Water-shedding surfaces can be made to last

Steam condensation is key to the worldwide production of electricity and clean water: It is part of the power cycle that drives 85 percent of all electricity-generating plants and about half of all desalination plants globally, according to the United Nations and International Energy Agency. So anything that improves the efficiency of this process could have enormous impact on global energy use.

Now, a team of researchers at MIT says they have found a way to do just that.

It has been known for years that making steam-condenser surfaces hydrophobic — that is, getting them to repel water — could improve the efficiency of condensation by causing the water to quickly form droplets.

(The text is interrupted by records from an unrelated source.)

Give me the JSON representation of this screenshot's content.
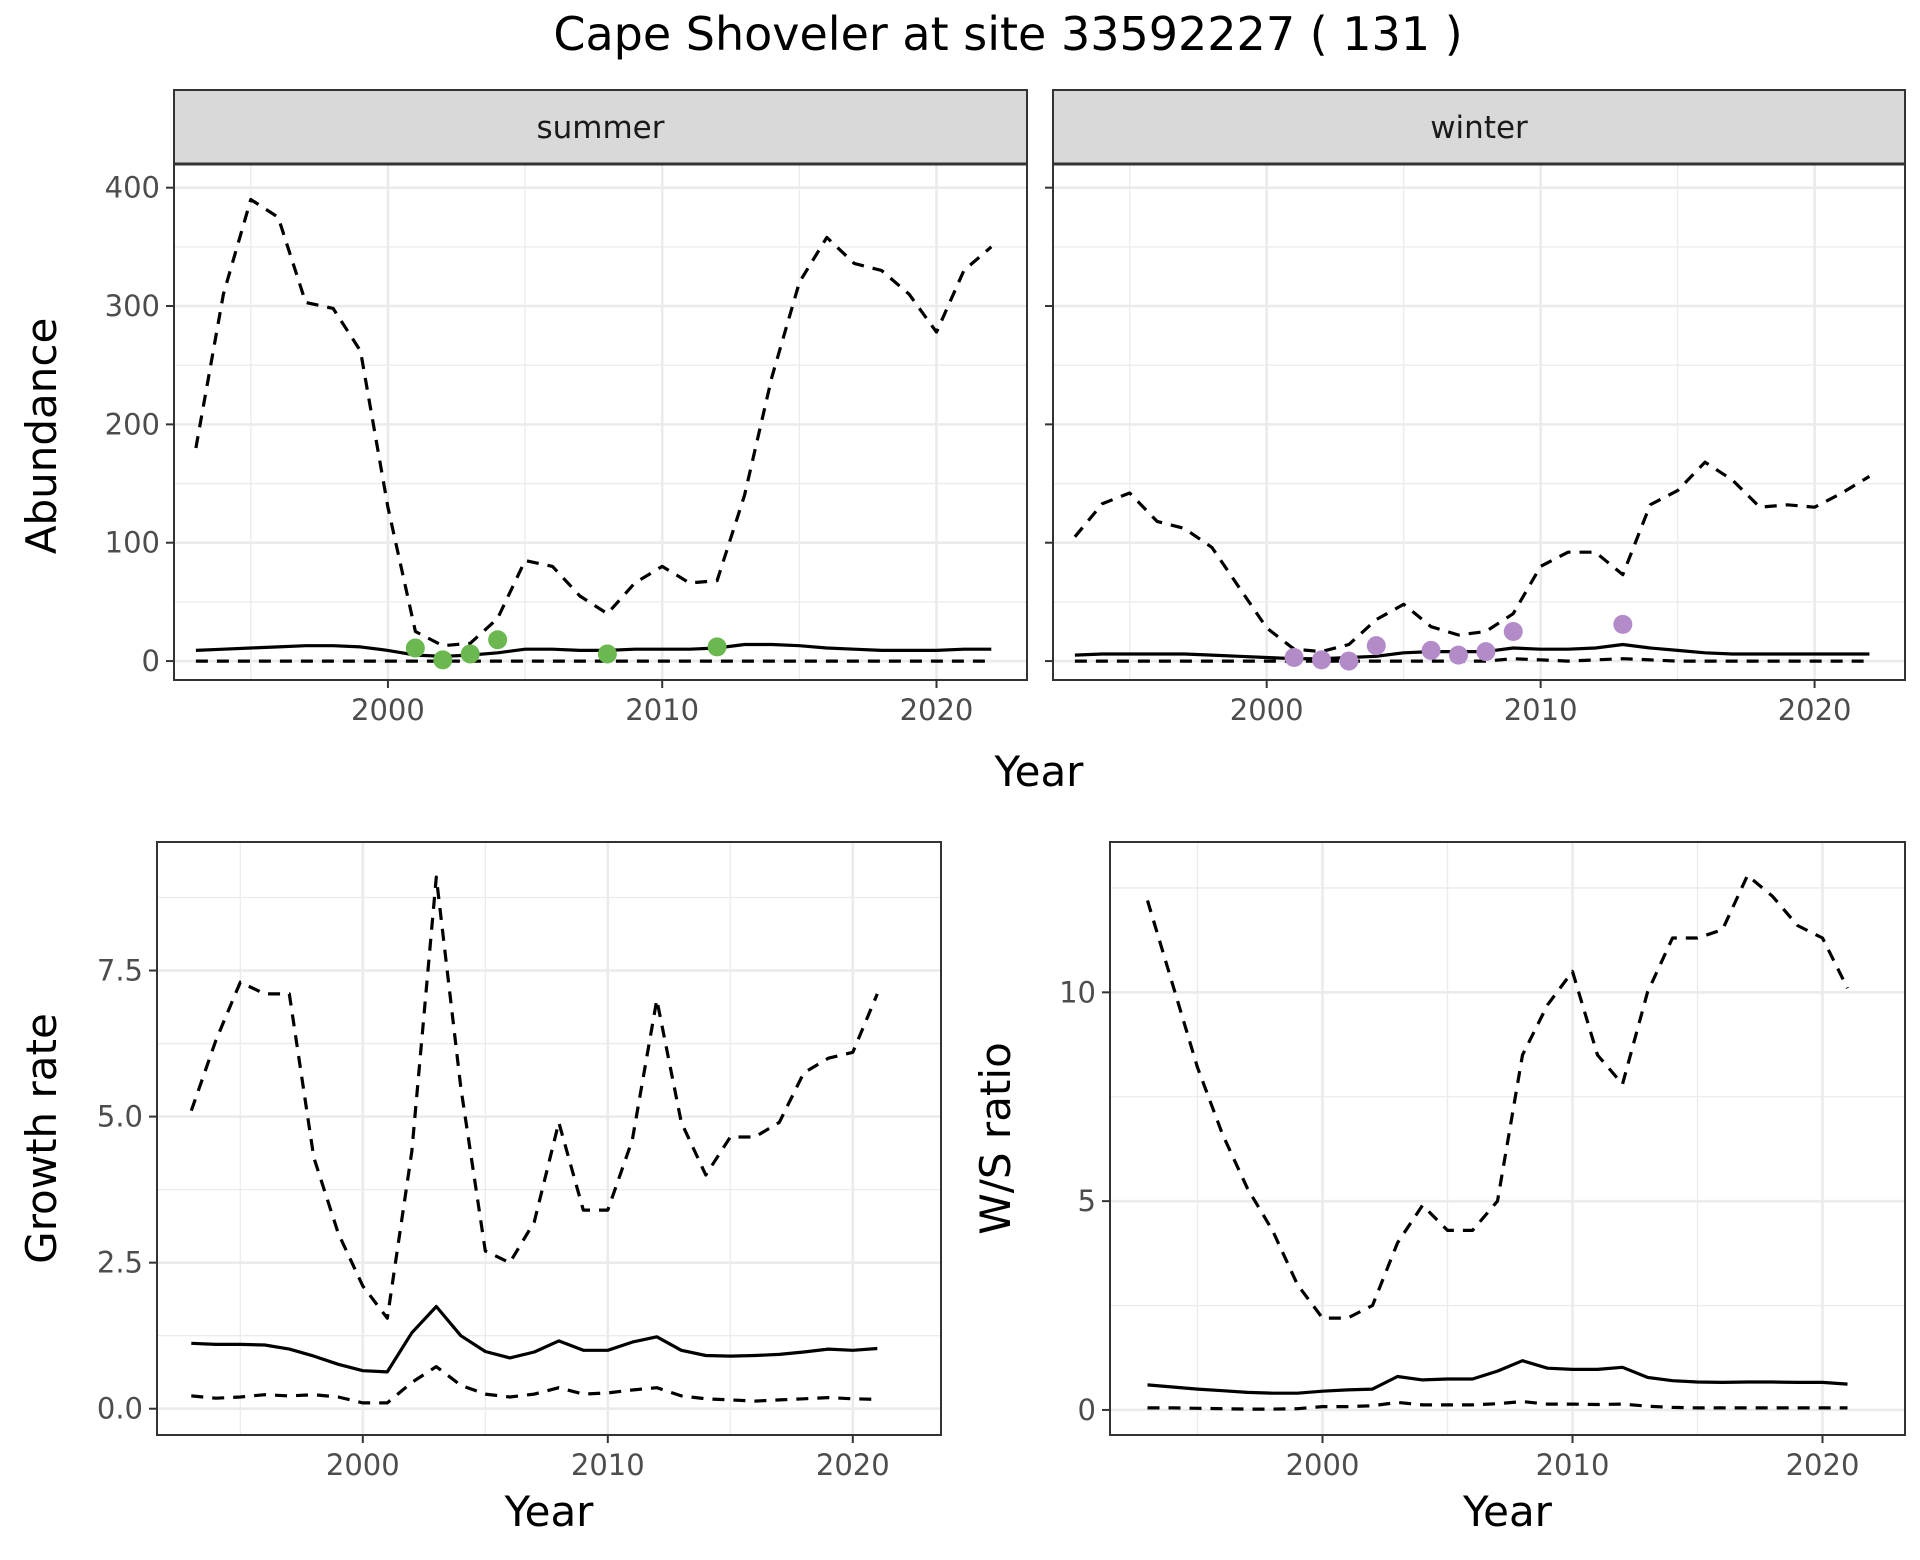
{
  "figure": {
    "title": "Cape Shoveler at site 33592227 ( 131 )"
  },
  "chart_data": [
    {
      "type": "line",
      "panel": "summer",
      "facet_label": "summer",
      "xlabel": "Year",
      "ylabel": "Abundance",
      "xlim": [
        1992.2,
        2023.3
      ],
      "ylim": [
        -16,
        420
      ],
      "xticks": [
        2000,
        2010,
        2020
      ],
      "yticks": [
        0,
        100,
        200,
        300,
        400
      ],
      "grid": true,
      "point_color": "#6ab84f",
      "series": [
        {
          "role": "mean",
          "style": "solid",
          "x": [
            1993,
            1994,
            1995,
            1996,
            1997,
            1998,
            1999,
            2000,
            2001,
            2002,
            2003,
            2004,
            2005,
            2006,
            2007,
            2008,
            2009,
            2010,
            2011,
            2012,
            2013,
            2014,
            2015,
            2016,
            2017,
            2018,
            2019,
            2020,
            2021,
            2022
          ],
          "y": [
            9,
            10,
            11,
            12,
            13,
            13,
            12,
            9,
            5,
            4,
            5,
            7,
            10,
            10,
            9,
            9,
            10,
            10,
            10,
            11,
            14,
            14,
            13,
            11,
            10,
            9,
            9,
            9,
            10,
            10
          ]
        },
        {
          "role": "upper",
          "style": "dashed",
          "x": [
            1993,
            1994,
            1995,
            1996,
            1997,
            1998,
            1999,
            2000,
            2001,
            2002,
            2003,
            2004,
            2005,
            2006,
            2007,
            2008,
            2009,
            2010,
            2011,
            2012,
            2013,
            2014,
            2015,
            2016,
            2017,
            2018,
            2019,
            2020,
            2021,
            2022
          ],
          "y": [
            180,
            310,
            390,
            375,
            303,
            298,
            262,
            130,
            25,
            13,
            15,
            36,
            85,
            80,
            55,
            40,
            66,
            80,
            66,
            68,
            140,
            240,
            320,
            358,
            336,
            330,
            310,
            278,
            330,
            350
          ]
        },
        {
          "role": "lower",
          "style": "dashed",
          "x": [
            1993,
            1994,
            1995,
            1996,
            1997,
            1998,
            1999,
            2000,
            2001,
            2002,
            2003,
            2004,
            2005,
            2006,
            2007,
            2008,
            2009,
            2010,
            2011,
            2012,
            2013,
            2014,
            2015,
            2016,
            2017,
            2018,
            2019,
            2020,
            2021,
            2022
          ],
          "y": [
            0,
            0,
            0,
            0,
            0,
            0,
            0,
            0,
            0,
            0,
            0,
            0,
            0,
            0,
            0,
            0,
            0,
            0,
            0,
            0,
            0,
            0,
            0,
            0,
            0,
            0,
            0,
            0,
            0,
            0
          ]
        }
      ],
      "points": {
        "x": [
          2001,
          2002,
          2003,
          2004,
          2008,
          2012
        ],
        "y": [
          11,
          1,
          6,
          18,
          6,
          12
        ]
      }
    },
    {
      "type": "line",
      "panel": "winter",
      "facet_label": "winter",
      "xlabel": "Year",
      "ylabel": "Abundance",
      "xlim": [
        1992.2,
        2023.3
      ],
      "ylim": [
        -16,
        420
      ],
      "xticks": [
        2000,
        2010,
        2020
      ],
      "yticks": [
        0,
        100,
        200,
        300,
        400
      ],
      "grid": true,
      "point_color": "#b48bc9",
      "series": [
        {
          "role": "mean",
          "style": "solid",
          "x": [
            1993,
            1994,
            1995,
            1996,
            1997,
            1998,
            1999,
            2000,
            2001,
            2002,
            2003,
            2004,
            2005,
            2006,
            2007,
            2008,
            2009,
            2010,
            2011,
            2012,
            2013,
            2014,
            2015,
            2016,
            2017,
            2018,
            2019,
            2020,
            2021,
            2022
          ],
          "y": [
            5,
            6,
            6,
            6,
            6,
            5,
            4,
            3,
            2,
            2,
            3,
            4,
            7,
            8,
            8,
            8,
            11,
            10,
            10,
            11,
            14,
            11,
            9,
            7,
            6,
            6,
            6,
            6,
            6,
            6
          ]
        },
        {
          "role": "upper",
          "style": "dashed",
          "x": [
            1993,
            1994,
            1995,
            1996,
            1997,
            1998,
            1999,
            2000,
            2001,
            2002,
            2003,
            2004,
            2005,
            2006,
            2007,
            2008,
            2009,
            2010,
            2011,
            2012,
            2013,
            2014,
            2015,
            2016,
            2017,
            2018,
            2019,
            2020,
            2021,
            2022
          ],
          "y": [
            105,
            133,
            142,
            118,
            112,
            96,
            62,
            28,
            10,
            8,
            14,
            35,
            48,
            29,
            22,
            25,
            40,
            80,
            92,
            92,
            73,
            132,
            144,
            168,
            153,
            130,
            132,
            130,
            142,
            156
          ]
        },
        {
          "role": "lower",
          "style": "dashed",
          "x": [
            1993,
            1994,
            1995,
            1996,
            1997,
            1998,
            1999,
            2000,
            2001,
            2002,
            2003,
            2004,
            2005,
            2006,
            2007,
            2008,
            2009,
            2010,
            2011,
            2012,
            2013,
            2014,
            2015,
            2016,
            2017,
            2018,
            2019,
            2020,
            2021,
            2022
          ],
          "y": [
            0,
            0,
            0,
            0,
            0,
            0,
            0,
            0,
            0,
            0,
            0,
            0,
            0,
            0,
            0,
            0,
            2,
            1,
            0,
            1,
            2,
            1,
            0,
            0,
            0,
            0,
            0,
            0,
            0,
            0
          ]
        }
      ],
      "points": {
        "x": [
          2001,
          2002,
          2003,
          2004,
          2006,
          2007,
          2008,
          2009,
          2013
        ],
        "y": [
          3,
          1,
          0,
          13,
          9,
          5,
          8,
          25,
          31
        ]
      }
    },
    {
      "type": "line",
      "panel": "growth",
      "xlabel": "Year",
      "ylabel": "Growth rate",
      "xlim": [
        1991.6,
        2023.6
      ],
      "ylim": [
        -0.45,
        9.7
      ],
      "xticks": [
        2000,
        2010,
        2020
      ],
      "yticks": [
        0.0,
        2.5,
        5.0,
        7.5
      ],
      "yticklabels": [
        "0.0",
        "2.5",
        "5.0",
        "7.5"
      ],
      "grid": true,
      "series": [
        {
          "role": "mean",
          "style": "solid",
          "x": [
            1993,
            1994,
            1995,
            1996,
            1997,
            1998,
            1999,
            2000,
            2001,
            2002,
            2003,
            2004,
            2005,
            2006,
            2007,
            2008,
            2009,
            2010,
            2011,
            2012,
            2013,
            2014,
            2015,
            2016,
            2017,
            2018,
            2019,
            2020,
            2021
          ],
          "y": [
            1.12,
            1.1,
            1.1,
            1.09,
            1.02,
            0.9,
            0.76,
            0.65,
            0.63,
            1.3,
            1.75,
            1.25,
            0.98,
            0.87,
            0.97,
            1.16,
            1.0,
            1.0,
            1.14,
            1.23,
            1.0,
            0.91,
            0.9,
            0.91,
            0.93,
            0.97,
            1.02,
            1.0,
            1.03
          ]
        },
        {
          "role": "upper",
          "style": "dashed",
          "x": [
            1993,
            1994,
            1995,
            1996,
            1997,
            1998,
            1999,
            2000,
            2001,
            2002,
            2003,
            2004,
            2005,
            2006,
            2007,
            2008,
            2009,
            2010,
            2011,
            2012,
            2013,
            2014,
            2015,
            2016,
            2017,
            2018,
            2019,
            2020,
            2021
          ],
          "y": [
            5.1,
            6.3,
            7.3,
            7.1,
            7.1,
            4.3,
            3.0,
            2.1,
            1.55,
            4.4,
            9.1,
            5.5,
            2.7,
            2.5,
            3.2,
            4.9,
            3.4,
            3.4,
            4.6,
            7.0,
            4.9,
            4.0,
            4.65,
            4.65,
            4.9,
            5.75,
            6.0,
            6.1,
            7.1
          ]
        },
        {
          "role": "lower",
          "style": "dashed",
          "x": [
            1993,
            1994,
            1995,
            1996,
            1997,
            1998,
            1999,
            2000,
            2001,
            2002,
            2003,
            2004,
            2005,
            2006,
            2007,
            2008,
            2009,
            2010,
            2011,
            2012,
            2013,
            2014,
            2015,
            2016,
            2017,
            2018,
            2019,
            2020,
            2021
          ],
          "y": [
            0.22,
            0.18,
            0.2,
            0.24,
            0.22,
            0.24,
            0.2,
            0.1,
            0.1,
            0.45,
            0.72,
            0.4,
            0.25,
            0.2,
            0.25,
            0.36,
            0.25,
            0.27,
            0.32,
            0.36,
            0.22,
            0.17,
            0.15,
            0.13,
            0.15,
            0.17,
            0.19,
            0.17,
            0.16
          ]
        }
      ]
    },
    {
      "type": "line",
      "panel": "ratio",
      "xlabel": "Year",
      "ylabel": "W/S ratio",
      "xlim": [
        1991.5,
        2023.3
      ],
      "ylim": [
        -0.6,
        13.6
      ],
      "xticks": [
        2000,
        2010,
        2020
      ],
      "yticks": [
        0,
        5,
        10
      ],
      "grid": true,
      "series": [
        {
          "role": "mean",
          "style": "solid",
          "x": [
            1993,
            1994,
            1995,
            1996,
            1997,
            1998,
            1999,
            2000,
            2001,
            2002,
            2003,
            2004,
            2005,
            2006,
            2007,
            2008,
            2009,
            2010,
            2011,
            2012,
            2013,
            2014,
            2015,
            2016,
            2017,
            2018,
            2019,
            2020,
            2021
          ],
          "y": [
            0.6,
            0.55,
            0.5,
            0.46,
            0.42,
            0.4,
            0.4,
            0.45,
            0.48,
            0.5,
            0.8,
            0.72,
            0.74,
            0.74,
            0.93,
            1.18,
            1.0,
            0.97,
            0.97,
            1.02,
            0.78,
            0.7,
            0.67,
            0.66,
            0.67,
            0.67,
            0.66,
            0.66,
            0.62
          ]
        },
        {
          "role": "upper",
          "style": "dashed",
          "x": [
            1993,
            1994,
            1995,
            1996,
            1997,
            1998,
            1999,
            2000,
            2001,
            2002,
            2003,
            2004,
            2005,
            2006,
            2007,
            2008,
            2009,
            2010,
            2011,
            2012,
            2013,
            2014,
            2015,
            2016,
            2017,
            2018,
            2019,
            2020,
            2021
          ],
          "y": [
            12.2,
            10.2,
            8.2,
            6.6,
            5.3,
            4.3,
            3.0,
            2.2,
            2.2,
            2.5,
            4.0,
            4.9,
            4.3,
            4.3,
            5.0,
            8.5,
            9.7,
            10.5,
            8.5,
            7.8,
            10.0,
            11.3,
            11.3,
            11.5,
            12.8,
            12.3,
            11.6,
            11.3,
            10.1
          ]
        },
        {
          "role": "lower",
          "style": "dashed",
          "x": [
            1993,
            1994,
            1995,
            1996,
            1997,
            1998,
            1999,
            2000,
            2001,
            2002,
            2003,
            2004,
            2005,
            2006,
            2007,
            2008,
            2009,
            2010,
            2011,
            2012,
            2013,
            2014,
            2015,
            2016,
            2017,
            2018,
            2019,
            2020,
            2021
          ],
          "y": [
            0.05,
            0.05,
            0.04,
            0.03,
            0.02,
            0.02,
            0.03,
            0.08,
            0.08,
            0.1,
            0.18,
            0.12,
            0.12,
            0.12,
            0.15,
            0.2,
            0.14,
            0.14,
            0.13,
            0.14,
            0.09,
            0.06,
            0.05,
            0.05,
            0.05,
            0.05,
            0.05,
            0.05,
            0.05
          ]
        }
      ]
    }
  ]
}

But most hydrophobic materials have limited durability, especially in steamy industrial settings. The new approach to coating condenser surfaces should overcome that problem, the MIT researchers say.

The findings are reported this week in the journal Advanced Materials by MIT professors Karen Gleason and Kripa Varanasi, graduate student Adam Paxson and postdoc Jose Yagüe.

“Over the last several decades,” says Varanasi, the Doherty Associate Professor of Mechanical Engineering, “people have always searched for a durable surface treatment” to make condensers hydrophobic. With the discovery of a way to make highly durable polymer coatings on metal surfaces, “the potential impact this can have has now become real.”

The covalent-bonding process the team developed is significantly more stable than previous coatings, he says, even under harsh conditions.

Tests of metal surfaces coated using the team’s process show “a stark difference,” Paxson says. In the tests, the material stood up well even when exposed to steam at 100 degrees Celsius in an accelerated endurance test. Typically, the steam in power-plant condensers would only be about 40 degrees Celsius, Varanasi says.

When materials currently used to make surfaces hydrophobic are exposed to 100 degrees Celsius steam, “after one minute, you start to see them degrade,” Paxson says: The condensing water becomes “a film that covers the surface. It kills the hydrophobic surface, and degrades heat transfer by a factor of seven.” By contrast, the new material shows no change in performance after prolonged endurance tests.

“There was really negligible degradation,” says Gleason, the Alexander and I. Michael Kasser Professor of Chemical Engineering at MIT. According to degradation models, the material might be durable for much longer than these initial tests: “We’re thinking tens of years,” Gleason says.

Varanasi and Paxson were part of a team that published research earlier this year on a different kind of durable hydrophobic material, a rare-earth ceramic. Varanasi says that the two approaches will likely both find useful applications, but in different situations: The ceramic material can withstand even higher temperatures, while the new coating should be less expensive and appropriate for use in existing power plants, he says. “Before, we had nothing, and we have two possible systems now,” he says.

The new coating can easily be applied to conventional condenser materials — typically titanium, steel, copper or aluminum — in existing facilities, using a process called initiated chemical vapor deposition (iCVD).

Another advantage of the new coating is that it can be extremely thin — just one-thousandth of the thickness of conventional hydrophobic coatings. That means other properties of the underlying surface, such as its electrical or thermal conductivity, are hardly affected. “You can create ultrathin films, with no effect on thermal conductivity,” Varanasi says, “so you’re getting the best of all worlds here.”

The work was supported by the U.S. Army Research Office though MIT’s Institute for Soldier Nanotechnologies, and by the National Science Foundation.